Another potentially serious complication is thrombosis. Despite rapid mobilization, the use of antithrombotic stockings and the administration of antithrombotic drugs, thrombosis occurs quite frequently. The vast majority is dealt with by the body itself without causing significant problems; however 1-2% of thrombosis cases can be severe with significant expansion and possibly detachment of thrombus moving to the lungs or more centrally causing potentially very serious complications, such as pulmonary embolism.

There is still stress in the body after surgery. This condition may bring fourth existing problems that were not manifested in the low-functioning state that typically characterizes patients in the preoperative period.
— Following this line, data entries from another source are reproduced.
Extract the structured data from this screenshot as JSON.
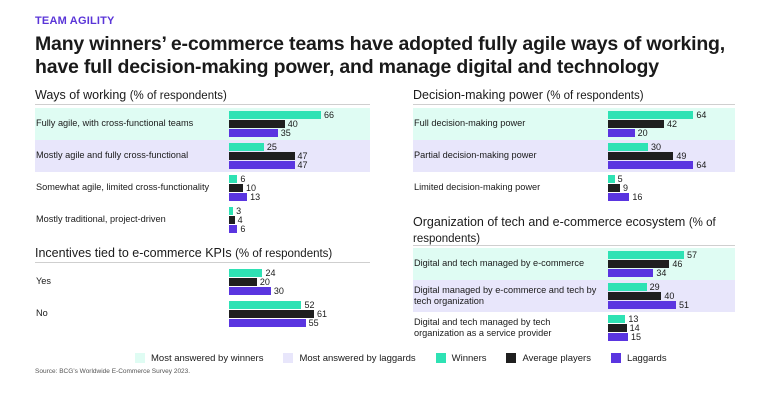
{
  "eyebrow": "TEAM AGILITY",
  "title": "Many winners’ e-commerce teams have adopted fully agile ways of working, have full decision-making power, and manage digital and technology",
  "colors": {
    "winners": "#2ee2b4",
    "average": "#1f1f1f",
    "laggards": "#5a35e0",
    "band_winners": "#dffcf3",
    "band_laggards": "#e8e6fb",
    "accent": "#5a35d8"
  },
  "legend": {
    "band_winners": "Most answered by winners",
    "band_laggards": "Most answered by laggards",
    "winners": "Winners",
    "average": "Average players",
    "laggards": "Laggards"
  },
  "source": "Source: BCG’s Worldwide E-Commerce Survey 2023.",
  "chart_data": [
    {
      "type": "bar",
      "title": "Ways of working",
      "unit_note": "(% of respondents)",
      "series_names": [
        "Winners",
        "Average players",
        "Laggards"
      ],
      "max_value": 66,
      "categories": [
        {
          "label": "Fully agile, with cross-functional teams",
          "values": [
            66,
            40,
            35
          ],
          "highlight": "winners"
        },
        {
          "label": "Mostly agile and fully cross-functional",
          "values": [
            25,
            47,
            47
          ],
          "highlight": "laggards"
        },
        {
          "label": "Somewhat agile, limited cross-functionality",
          "values": [
            6,
            10,
            13
          ],
          "highlight": "none"
        },
        {
          "label": "Mostly traditional, project-driven",
          "values": [
            3,
            4,
            6
          ],
          "highlight": "none"
        }
      ]
    },
    {
      "type": "bar",
      "title": "Incentives tied to e-commerce KPIs",
      "unit_note": "(% of respondents)",
      "series_names": [
        "Winners",
        "Average players",
        "Laggards"
      ],
      "max_value": 66,
      "categories": [
        {
          "label": "Yes",
          "values": [
            24,
            20,
            30
          ],
          "highlight": "none"
        },
        {
          "label": "No",
          "values": [
            52,
            61,
            55
          ],
          "highlight": "none"
        }
      ]
    },
    {
      "type": "bar",
      "title": "Decision-making power",
      "unit_note": "(% of respondents)",
      "series_names": [
        "Winners",
        "Average players",
        "Laggards"
      ],
      "max_value": 66,
      "categories": [
        {
          "label": "Full decision-making power",
          "values": [
            64,
            42,
            20
          ],
          "highlight": "winners"
        },
        {
          "label": "Partial decision-making power",
          "values": [
            30,
            49,
            64
          ],
          "highlight": "laggards"
        },
        {
          "label": "Limited decision-making power",
          "values": [
            5,
            9,
            16
          ],
          "highlight": "none"
        }
      ]
    },
    {
      "type": "bar",
      "title": "Organization of tech and e-commerce ecosystem",
      "unit_note": "(% of respondents)",
      "series_names": [
        "Winners",
        "Average players",
        "Laggards"
      ],
      "max_value": 66,
      "categories": [
        {
          "label": "Digital and tech managed by e-commerce",
          "values": [
            57,
            46,
            34
          ],
          "highlight": "winners"
        },
        {
          "label": "Digital managed by e-commerce and tech by tech organization",
          "values": [
            29,
            40,
            51
          ],
          "highlight": "laggards"
        },
        {
          "label": "Digital and tech managed by tech organization as a service provider",
          "values": [
            13,
            14,
            15
          ],
          "highlight": "none"
        }
      ]
    }
  ]
}
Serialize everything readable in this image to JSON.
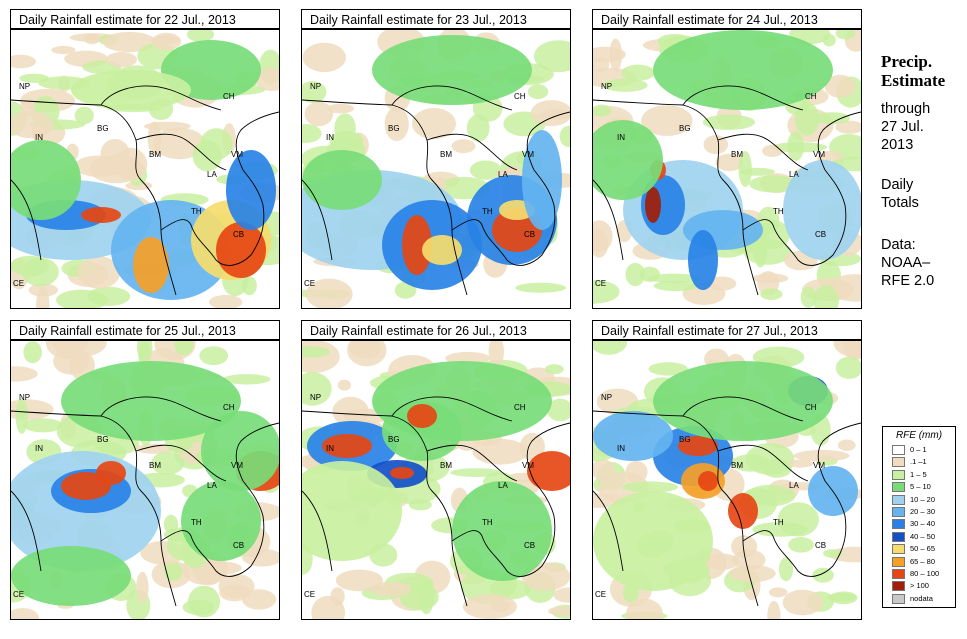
{
  "panels": [
    {
      "title": "Daily Rainfall estimate for  22 Jul., 2013",
      "day": 22
    },
    {
      "title": "Daily Rainfall estimate for  23 Jul., 2013",
      "day": 23
    },
    {
      "title": "Daily Rainfall estimate for  24 Jul., 2013",
      "day": 24
    },
    {
      "title": "Daily Rainfall estimate for  25 Jul., 2013",
      "day": 25
    },
    {
      "title": "Daily Rainfall estimate for  26 Jul., 2013",
      "day": 26
    },
    {
      "title": "Daily Rainfall estimate for  27 Jul., 2013",
      "day": 27
    }
  ],
  "country_labels": {
    "np": "NP",
    "in": "IN",
    "bg": "BG",
    "bm": "BM",
    "ch": "CH",
    "la": "LA",
    "vm": "VM",
    "th": "TH",
    "cb": "CB",
    "ce": "CE"
  },
  "sidebar": {
    "heading_line1": "Precip.",
    "heading_line2": "Estimate",
    "through_label": "through",
    "through_date_line1": "27 Jul.",
    "through_date_line2": "2013",
    "daily_line1": "Daily",
    "daily_line2": "Totals",
    "data_line1": "Data:",
    "data_line2": "NOAA–",
    "data_line3": "RFE 2.0"
  },
  "legend": {
    "title": "RFE (mm)",
    "items": [
      {
        "label": "0 – 1",
        "color": "#ffffff"
      },
      {
        "label": ".1 –1",
        "color": "#f0dcc0"
      },
      {
        "label": "1 – 5",
        "color": "#c8f0a0"
      },
      {
        "label": "5 – 10",
        "color": "#78dc78"
      },
      {
        "label": "10 – 20",
        "color": "#a0d2f0"
      },
      {
        "label": "20 – 30",
        "color": "#64b4f0"
      },
      {
        "label": "30 – 40",
        "color": "#2882e6"
      },
      {
        "label": "40 – 50",
        "color": "#1450c8"
      },
      {
        "label": "50 – 65",
        "color": "#f5dc6e"
      },
      {
        "label": "65 – 80",
        "color": "#f5a028"
      },
      {
        "label": "80 – 100",
        "color": "#e64614"
      },
      {
        "label": "> 100",
        "color": "#a01e0a"
      },
      {
        "label": "nodata",
        "color": "#c8c8c8"
      }
    ]
  }
}
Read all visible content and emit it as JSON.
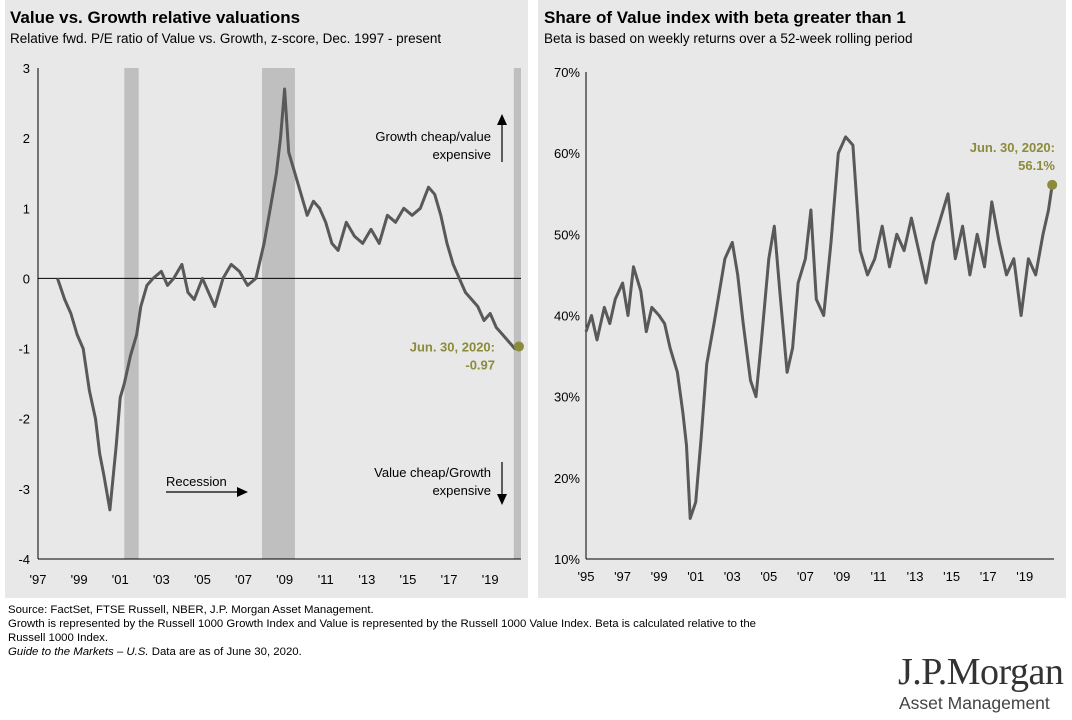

The risks of anesthesia should be added to the above, plus about 4% of patients who post-operatively quickly return to their painful exercise program and ultimately end up with a painful and stiff knee.

In spite of the discouraging things mentioned above, total knee arthroplasty has consistently over 90% and sometimes over 95% satisfied patients, making it one of the most successful surgical interventions of modern orthopedics, providing relief and solution to chronic problems caused by the degeneration of the knee joint.

Discuss your concerns in detail with your orthopedic surgeon prior to surgery.